A ROYAL Navy minehunter docked in Poole Quay for a brief visit.
HMS Cattistock, a 650-tonne Hunt Class warship adopted by the borough, invited residents on board for a tour on Saturday.
The ship made her first UK landfall in Poole after returning from a three-month NATO mission in the Mediterranean, travelling everywhere from Sicily to Gibraltar and Algeria.
She was open to visitors for three hours before sailing back to her home port, Portsmouth.
Commanding Officer, Lieutenant Commander Stephen Higham, said: “It’s incredibly important to have this bond with Poole.
“We are very proud of our Dorset links. When we are away, we do our best to advertise the beautiful county of Dorset. We also regularly offer up Dorset products, including cheese and Dorset Knob biscuits.”
He said the people of Poole have shown a “humbling amount of support and commitment”.
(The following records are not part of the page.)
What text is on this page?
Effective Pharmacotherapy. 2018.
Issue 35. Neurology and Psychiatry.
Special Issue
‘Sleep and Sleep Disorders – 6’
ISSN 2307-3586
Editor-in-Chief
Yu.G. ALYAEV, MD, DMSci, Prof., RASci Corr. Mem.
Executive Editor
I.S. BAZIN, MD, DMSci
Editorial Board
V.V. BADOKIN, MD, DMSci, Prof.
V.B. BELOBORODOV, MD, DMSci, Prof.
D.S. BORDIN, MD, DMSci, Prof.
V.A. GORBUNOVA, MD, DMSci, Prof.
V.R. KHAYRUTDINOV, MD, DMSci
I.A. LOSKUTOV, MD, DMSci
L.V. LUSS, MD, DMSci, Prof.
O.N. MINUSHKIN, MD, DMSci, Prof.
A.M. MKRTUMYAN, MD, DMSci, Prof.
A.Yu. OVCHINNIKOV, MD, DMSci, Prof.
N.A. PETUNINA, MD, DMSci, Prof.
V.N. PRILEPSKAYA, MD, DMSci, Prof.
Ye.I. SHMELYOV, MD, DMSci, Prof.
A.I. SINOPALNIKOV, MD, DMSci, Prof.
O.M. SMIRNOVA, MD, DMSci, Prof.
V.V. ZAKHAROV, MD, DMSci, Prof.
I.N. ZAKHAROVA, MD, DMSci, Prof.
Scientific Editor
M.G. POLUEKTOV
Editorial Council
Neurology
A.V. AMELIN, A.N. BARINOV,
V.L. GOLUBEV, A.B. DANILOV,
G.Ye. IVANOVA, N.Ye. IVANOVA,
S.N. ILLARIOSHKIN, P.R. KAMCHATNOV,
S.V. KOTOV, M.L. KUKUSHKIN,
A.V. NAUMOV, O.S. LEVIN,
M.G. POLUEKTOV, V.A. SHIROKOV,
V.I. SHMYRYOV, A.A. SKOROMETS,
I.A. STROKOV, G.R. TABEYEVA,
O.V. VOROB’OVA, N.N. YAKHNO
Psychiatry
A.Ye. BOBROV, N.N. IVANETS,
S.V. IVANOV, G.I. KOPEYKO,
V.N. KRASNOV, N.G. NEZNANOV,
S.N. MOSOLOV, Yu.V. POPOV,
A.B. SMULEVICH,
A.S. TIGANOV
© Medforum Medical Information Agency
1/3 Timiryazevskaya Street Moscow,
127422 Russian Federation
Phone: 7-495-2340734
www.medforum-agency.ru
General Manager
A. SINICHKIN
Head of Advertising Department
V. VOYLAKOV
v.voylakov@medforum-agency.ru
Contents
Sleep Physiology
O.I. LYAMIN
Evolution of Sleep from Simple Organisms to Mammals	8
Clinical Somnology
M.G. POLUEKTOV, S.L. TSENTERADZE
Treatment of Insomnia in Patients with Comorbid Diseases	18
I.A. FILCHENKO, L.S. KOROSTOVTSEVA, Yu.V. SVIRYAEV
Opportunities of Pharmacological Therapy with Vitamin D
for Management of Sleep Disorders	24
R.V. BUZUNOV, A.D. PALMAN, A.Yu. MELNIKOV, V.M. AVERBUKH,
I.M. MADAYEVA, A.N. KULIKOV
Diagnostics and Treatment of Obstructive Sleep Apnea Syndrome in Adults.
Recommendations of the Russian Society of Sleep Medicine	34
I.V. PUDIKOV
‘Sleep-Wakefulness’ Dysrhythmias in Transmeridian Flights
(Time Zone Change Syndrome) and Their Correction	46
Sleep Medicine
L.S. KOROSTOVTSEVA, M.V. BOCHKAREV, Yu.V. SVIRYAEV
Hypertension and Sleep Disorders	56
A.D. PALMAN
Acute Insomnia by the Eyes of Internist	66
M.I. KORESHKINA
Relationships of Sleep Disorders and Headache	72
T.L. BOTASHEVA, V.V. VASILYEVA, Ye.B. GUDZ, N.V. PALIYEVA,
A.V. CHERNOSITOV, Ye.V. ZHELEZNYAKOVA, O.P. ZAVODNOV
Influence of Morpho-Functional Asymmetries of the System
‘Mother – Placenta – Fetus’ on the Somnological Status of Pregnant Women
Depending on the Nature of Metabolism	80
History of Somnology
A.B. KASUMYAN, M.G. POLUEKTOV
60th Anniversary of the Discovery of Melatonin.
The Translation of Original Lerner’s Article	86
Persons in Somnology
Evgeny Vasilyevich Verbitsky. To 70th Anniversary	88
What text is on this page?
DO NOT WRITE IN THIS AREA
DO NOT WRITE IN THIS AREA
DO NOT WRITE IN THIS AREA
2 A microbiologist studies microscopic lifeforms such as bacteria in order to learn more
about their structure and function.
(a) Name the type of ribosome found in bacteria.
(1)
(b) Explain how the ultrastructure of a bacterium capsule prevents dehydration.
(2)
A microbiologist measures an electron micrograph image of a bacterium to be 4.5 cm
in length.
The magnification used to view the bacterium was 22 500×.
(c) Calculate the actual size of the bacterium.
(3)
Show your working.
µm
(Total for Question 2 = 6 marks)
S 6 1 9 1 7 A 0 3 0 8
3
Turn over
Since February, the ship’s company has served in a number of operations and exercises, as well as providing force security.
The crew took part in a major multinational mine hunting exercise off Spain with ships, submarines and aircraft from Spain, France and Turkey.
The exercise tested NATO forces against a variety of threats while fighting the battle to disarm mines.
Gunnery officer, Lieutenant Euan Martin, said: “We have a motto here – train fast, fight easy.
“We do as much training as we can so when a real situation happens, we’re prepared.”
Lt Cdr Higham said: “Seventy five per cent of the UK’s goods are imported by sea.
“It’s our job to make sure the seas are safe and protect the UK’s interests.”
He said the ship, constructed out of glass-reinforced plastic, has the “magnetic signature of a tin dinghy”, which protects it from certain types of mine.
HMS Cattistock normally patrols the Arab Gulf.